Depuis le début de sa carrière il y a environ 40 ans, le prolifique auteur et dramaturge Larry Tremblay n’a cessé de surprendre par sa capacité à se réinventer tout en conservant un ton qui lui est propre, chacune de ses oeuvres témoignant de la puissance de son imagination. L’oeil soldat, son plus récent ouvrage paru aux éditions La Peuplade, ne fait pas exception.

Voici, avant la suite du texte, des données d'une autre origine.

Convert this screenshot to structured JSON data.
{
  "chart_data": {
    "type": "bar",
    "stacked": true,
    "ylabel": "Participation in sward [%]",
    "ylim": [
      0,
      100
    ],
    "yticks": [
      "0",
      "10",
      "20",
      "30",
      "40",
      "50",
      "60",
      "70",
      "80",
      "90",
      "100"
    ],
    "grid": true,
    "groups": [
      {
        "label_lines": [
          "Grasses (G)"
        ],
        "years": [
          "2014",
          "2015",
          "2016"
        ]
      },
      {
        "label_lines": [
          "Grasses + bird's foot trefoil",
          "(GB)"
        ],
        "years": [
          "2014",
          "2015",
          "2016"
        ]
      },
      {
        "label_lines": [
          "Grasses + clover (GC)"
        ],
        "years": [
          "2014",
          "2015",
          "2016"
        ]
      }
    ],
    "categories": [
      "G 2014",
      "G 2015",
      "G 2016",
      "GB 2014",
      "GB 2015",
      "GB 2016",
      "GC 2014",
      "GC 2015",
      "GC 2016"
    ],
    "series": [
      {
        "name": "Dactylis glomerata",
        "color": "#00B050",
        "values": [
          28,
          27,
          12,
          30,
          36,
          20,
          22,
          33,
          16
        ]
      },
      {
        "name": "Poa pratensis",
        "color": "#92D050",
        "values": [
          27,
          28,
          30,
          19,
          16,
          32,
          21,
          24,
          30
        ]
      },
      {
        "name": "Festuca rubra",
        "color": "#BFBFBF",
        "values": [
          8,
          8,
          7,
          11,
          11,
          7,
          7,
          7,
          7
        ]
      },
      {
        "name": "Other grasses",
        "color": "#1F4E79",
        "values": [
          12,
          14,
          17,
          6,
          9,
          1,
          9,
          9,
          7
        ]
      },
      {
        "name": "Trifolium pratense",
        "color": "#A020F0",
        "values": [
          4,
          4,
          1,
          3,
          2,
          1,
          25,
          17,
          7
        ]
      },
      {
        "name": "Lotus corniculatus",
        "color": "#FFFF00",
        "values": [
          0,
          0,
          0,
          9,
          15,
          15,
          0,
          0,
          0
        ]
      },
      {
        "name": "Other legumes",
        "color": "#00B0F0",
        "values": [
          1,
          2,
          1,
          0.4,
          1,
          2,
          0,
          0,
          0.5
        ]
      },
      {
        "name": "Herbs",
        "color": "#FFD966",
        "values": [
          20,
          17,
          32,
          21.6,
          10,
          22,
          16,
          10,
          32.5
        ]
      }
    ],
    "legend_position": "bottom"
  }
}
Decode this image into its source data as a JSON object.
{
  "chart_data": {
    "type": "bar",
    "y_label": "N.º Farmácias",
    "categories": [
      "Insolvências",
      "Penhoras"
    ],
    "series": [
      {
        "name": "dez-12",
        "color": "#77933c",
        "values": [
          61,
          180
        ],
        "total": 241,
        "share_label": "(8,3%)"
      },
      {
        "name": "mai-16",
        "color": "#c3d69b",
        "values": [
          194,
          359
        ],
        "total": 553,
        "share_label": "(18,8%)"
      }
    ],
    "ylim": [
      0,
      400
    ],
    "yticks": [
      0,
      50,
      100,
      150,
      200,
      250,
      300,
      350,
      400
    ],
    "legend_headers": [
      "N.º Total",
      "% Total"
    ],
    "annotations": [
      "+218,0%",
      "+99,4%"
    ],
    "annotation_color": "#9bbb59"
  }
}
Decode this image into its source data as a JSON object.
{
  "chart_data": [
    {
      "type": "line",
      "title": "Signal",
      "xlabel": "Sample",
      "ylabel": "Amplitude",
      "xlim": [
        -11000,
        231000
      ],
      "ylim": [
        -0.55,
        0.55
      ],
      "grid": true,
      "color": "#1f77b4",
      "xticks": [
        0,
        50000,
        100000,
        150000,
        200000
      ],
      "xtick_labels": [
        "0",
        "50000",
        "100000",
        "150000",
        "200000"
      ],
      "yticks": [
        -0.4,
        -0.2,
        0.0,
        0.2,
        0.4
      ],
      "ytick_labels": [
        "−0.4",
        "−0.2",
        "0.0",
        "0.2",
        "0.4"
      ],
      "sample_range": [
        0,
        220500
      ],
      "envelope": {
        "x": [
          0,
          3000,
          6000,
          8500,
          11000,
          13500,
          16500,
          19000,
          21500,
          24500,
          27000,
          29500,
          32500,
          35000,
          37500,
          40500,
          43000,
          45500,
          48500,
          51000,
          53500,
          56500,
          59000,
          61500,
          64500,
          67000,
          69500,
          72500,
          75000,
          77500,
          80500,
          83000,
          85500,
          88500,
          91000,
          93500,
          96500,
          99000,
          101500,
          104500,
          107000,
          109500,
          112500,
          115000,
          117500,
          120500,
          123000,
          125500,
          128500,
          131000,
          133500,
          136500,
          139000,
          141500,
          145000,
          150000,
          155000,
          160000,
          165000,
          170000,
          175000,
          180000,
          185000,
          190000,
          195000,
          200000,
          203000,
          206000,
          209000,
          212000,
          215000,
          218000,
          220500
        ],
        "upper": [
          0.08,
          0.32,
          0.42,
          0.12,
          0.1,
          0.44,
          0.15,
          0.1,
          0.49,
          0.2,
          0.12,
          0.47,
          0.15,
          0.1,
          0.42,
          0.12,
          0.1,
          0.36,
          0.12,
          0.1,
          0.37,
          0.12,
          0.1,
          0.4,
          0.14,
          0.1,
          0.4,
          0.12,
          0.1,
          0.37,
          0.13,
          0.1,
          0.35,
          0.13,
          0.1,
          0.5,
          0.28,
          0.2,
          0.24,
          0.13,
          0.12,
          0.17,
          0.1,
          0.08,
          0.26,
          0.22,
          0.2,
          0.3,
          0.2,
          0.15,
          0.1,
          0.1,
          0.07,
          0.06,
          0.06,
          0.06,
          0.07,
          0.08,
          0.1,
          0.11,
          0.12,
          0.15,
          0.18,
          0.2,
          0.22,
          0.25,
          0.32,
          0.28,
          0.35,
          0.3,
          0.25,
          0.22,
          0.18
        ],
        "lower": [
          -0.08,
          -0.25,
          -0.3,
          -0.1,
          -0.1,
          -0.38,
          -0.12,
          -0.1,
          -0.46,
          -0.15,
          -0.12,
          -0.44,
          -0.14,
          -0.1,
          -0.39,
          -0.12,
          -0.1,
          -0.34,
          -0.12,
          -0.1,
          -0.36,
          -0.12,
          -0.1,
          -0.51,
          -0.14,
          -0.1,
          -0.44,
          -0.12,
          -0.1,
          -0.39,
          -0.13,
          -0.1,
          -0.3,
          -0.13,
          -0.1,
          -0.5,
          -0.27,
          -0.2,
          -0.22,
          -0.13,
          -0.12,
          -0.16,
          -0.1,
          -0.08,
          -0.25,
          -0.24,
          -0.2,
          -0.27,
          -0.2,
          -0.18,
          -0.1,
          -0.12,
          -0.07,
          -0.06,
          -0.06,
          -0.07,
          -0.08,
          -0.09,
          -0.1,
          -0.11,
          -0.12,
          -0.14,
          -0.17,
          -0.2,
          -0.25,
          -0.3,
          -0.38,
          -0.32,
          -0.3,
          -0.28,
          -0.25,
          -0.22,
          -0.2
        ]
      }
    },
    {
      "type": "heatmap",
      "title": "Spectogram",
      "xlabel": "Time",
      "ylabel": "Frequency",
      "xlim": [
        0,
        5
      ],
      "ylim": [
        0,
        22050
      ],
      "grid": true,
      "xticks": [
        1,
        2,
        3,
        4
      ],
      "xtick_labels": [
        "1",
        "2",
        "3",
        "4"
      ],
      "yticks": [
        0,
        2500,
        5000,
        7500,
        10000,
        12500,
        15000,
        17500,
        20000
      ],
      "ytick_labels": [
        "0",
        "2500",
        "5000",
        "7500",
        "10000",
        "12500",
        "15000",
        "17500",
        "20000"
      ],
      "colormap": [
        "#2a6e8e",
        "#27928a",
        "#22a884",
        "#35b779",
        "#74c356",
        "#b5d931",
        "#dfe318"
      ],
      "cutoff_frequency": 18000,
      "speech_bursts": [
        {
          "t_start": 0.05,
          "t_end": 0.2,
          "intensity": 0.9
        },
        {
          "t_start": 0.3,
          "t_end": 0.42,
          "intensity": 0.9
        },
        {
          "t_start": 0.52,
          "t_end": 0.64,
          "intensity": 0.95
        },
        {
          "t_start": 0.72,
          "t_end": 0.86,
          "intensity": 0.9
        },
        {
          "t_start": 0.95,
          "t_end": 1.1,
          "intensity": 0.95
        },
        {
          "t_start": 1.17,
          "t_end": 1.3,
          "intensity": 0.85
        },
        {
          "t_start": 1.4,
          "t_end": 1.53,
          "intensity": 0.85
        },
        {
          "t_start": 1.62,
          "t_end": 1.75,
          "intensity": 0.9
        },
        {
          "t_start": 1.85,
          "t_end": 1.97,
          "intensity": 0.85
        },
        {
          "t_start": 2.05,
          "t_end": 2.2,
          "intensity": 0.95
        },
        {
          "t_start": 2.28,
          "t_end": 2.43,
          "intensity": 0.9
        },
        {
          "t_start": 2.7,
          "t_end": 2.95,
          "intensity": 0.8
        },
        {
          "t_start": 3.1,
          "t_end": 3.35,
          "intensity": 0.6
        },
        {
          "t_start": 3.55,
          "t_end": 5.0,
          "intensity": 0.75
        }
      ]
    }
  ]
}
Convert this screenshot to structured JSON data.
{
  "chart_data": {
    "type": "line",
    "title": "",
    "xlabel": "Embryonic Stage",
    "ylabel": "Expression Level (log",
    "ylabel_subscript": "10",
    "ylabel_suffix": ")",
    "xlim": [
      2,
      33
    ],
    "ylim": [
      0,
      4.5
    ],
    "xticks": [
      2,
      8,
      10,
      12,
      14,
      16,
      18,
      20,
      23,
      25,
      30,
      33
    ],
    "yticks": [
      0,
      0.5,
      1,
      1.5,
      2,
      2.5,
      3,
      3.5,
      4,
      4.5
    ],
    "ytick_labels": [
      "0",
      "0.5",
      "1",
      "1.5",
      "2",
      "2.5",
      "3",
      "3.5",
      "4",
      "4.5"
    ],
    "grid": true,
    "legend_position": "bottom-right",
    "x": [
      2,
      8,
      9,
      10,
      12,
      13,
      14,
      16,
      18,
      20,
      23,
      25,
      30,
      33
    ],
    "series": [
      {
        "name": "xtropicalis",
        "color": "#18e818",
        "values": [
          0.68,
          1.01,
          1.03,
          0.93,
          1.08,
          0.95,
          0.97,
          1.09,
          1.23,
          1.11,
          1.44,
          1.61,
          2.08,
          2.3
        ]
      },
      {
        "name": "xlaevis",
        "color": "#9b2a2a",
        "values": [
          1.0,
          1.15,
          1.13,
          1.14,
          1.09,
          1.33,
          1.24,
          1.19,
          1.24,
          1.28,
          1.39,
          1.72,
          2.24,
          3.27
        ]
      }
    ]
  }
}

L’auteur, originaire de Chicoutimi et à qui l’on doit entre autres l’oeuvre à succès L’orangeraie, manie habilement la langue, de sorte que l’on se sent porté par ce récit poétique poignant, lisant d’un trait les quelques 75 pages qui le compose. Si l’on s’arrête quelques fois dans notre élan, ce n’est que pour mieux apprécier un passage. On relit pour prendre la pleine mesure des images que dessine sous nos yeux le champ lexical riche et évocateur de l’oeuvre.

L’oeil soldat, récit se divisant en deux parties, se veut une incursion dans le monde de la violence, de la guerre, du sang, mais aussi dans celui de la vie qui s’accroche et résiste malgré l’horreur.

D’abord, il y a l’oeil gauche qui voit l’enfance, ses petits maux et ses petites victoires, l’adolescence et toutes ses découvertes, la vision du monde du jeune adulte devenu soldat, qui sera dorénavant entaché :

« Il pleut des morts

mais cette pluie

ne lave rien

n’étanche rien

Sous une branche

une bête boit du sang

j’ai vingt-deux ans

je suis coincé

Mon oeil soldat

n’arrive plus à se fermer ». (p.49)

Ensuite, il y a l’oeil droit, qui dénonce le Mal, s’emporte contre les bassesses de l’humanité et témoigne de l’empreinte indélébile que laisse le combat sur l’âme du soldat, allant jusqu’à suggérer que seule une fin définitive permet d’y échapper et d’atteindre la délivrance :

« J’arrache ma chemise tachée de mort.

Je dépose ma fatigue de métal. »

(…)

« Aujourd’hui,

je ferme mon oeil soldat. » (p. 75-76)

Au final, il y a le talent indéniable d’un auteur qui vise juste et vient nous bouleverser, une fois de plus.